I see inflatible spherical sumo guy is back - admittedly it could have been someone entirely different! - who I only just pipped to the line last year. There's also a zebra-striped emu thing which looks like trouble on the mud! There's a Grim Reaper and I idly wonder if I legged him over would I be cheating death?

I obviously can't carry the beer on the run and brought no bag so I handed it to a random spectator who reacted as enthusiastically as if it were a bag of rubies.

We assemble in the quarry in a rag tag mass and are foghorn-ordered "BACK!" to the invisible start line some yards behind by Dave Woodhead who gives the pre-race briefing - which in entirety consists 'if you get run over, it's your own stupid fault'. Some secret signal the birds use sends us off, regaled by a piper.

It's a swamp and the mass flailing jostle to escape the bottleneck exit from the quarry and bolt down the slope to the short stretch of road claims a few fallers.
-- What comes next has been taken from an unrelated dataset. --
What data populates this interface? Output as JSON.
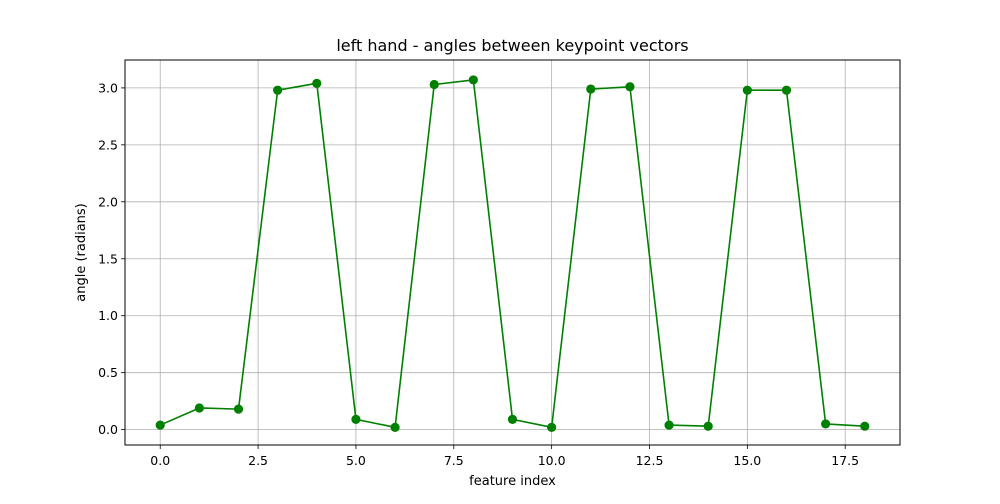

I'm not one of them but as always marvel at how fast some people can travel over this bog.

I pick up some places on the easy trail - I'm sure this is the dryest I've ever seen it. Then comes the mad descent over a field down to the stream which gets ever steeper and more waterlogged, and I lose all those places again, arms wildly windmilling Emelie Forsberg style. A quick plunge through the beck and a hard climb out the other side which reduces me to a crawl, compounded by the fact that there's no grip. The Saucony Peregrines aren't much use on the mud. Perhaps they know they're going in the bin after this thanks to both uppers splitting and are phoning it in? It's the kind of mud that does the steering for you.

Top of the field joins the Pennine Way and climbs to a derelict building at Top Withens, along to another trig post on the ridge and then starts the return leg. I love this bit. It's a crazy descent on the edge of out of control with a minefield of bogs that will consume a leg to the knee and send you over. I went down twice, under a cloud of expletives, before rejoining the hardstanding of Pennine Way and the field to the stream. I've seen videos of the top guys taking down this descent, route-one at full speed but I pick my way down it like someone trying to find a four-leaf clover. The climb back out over the stream is largely a walk which is disappointing. Partly the slippery nature of it but I've run a lot more of it before so I guess I'm not as fit. Work to do.

Through the gate at the top and the sprint for home back to the Penistone Country Park, trying to overtake a few more on the easy-underfoot path to the finish.

It's over in a flash it seems despite taking 58 minutes for less than 10k (the course record is 38!)

Great fun. And a brief moment of warm-glow health, queuing for an urn coffee and a broken digestive as the steam rises off you in the chilly air, before you drink far too much that night for New Year's Eve.

Everyone heads back to the Sun pub and gets a head start on that, the raucous prizegiving showering the winners (Chris Farrell and Katie Walshaw) with random tins of biscuits and multipacks of Monster Munch as well as their crowns and bar handpump trophies.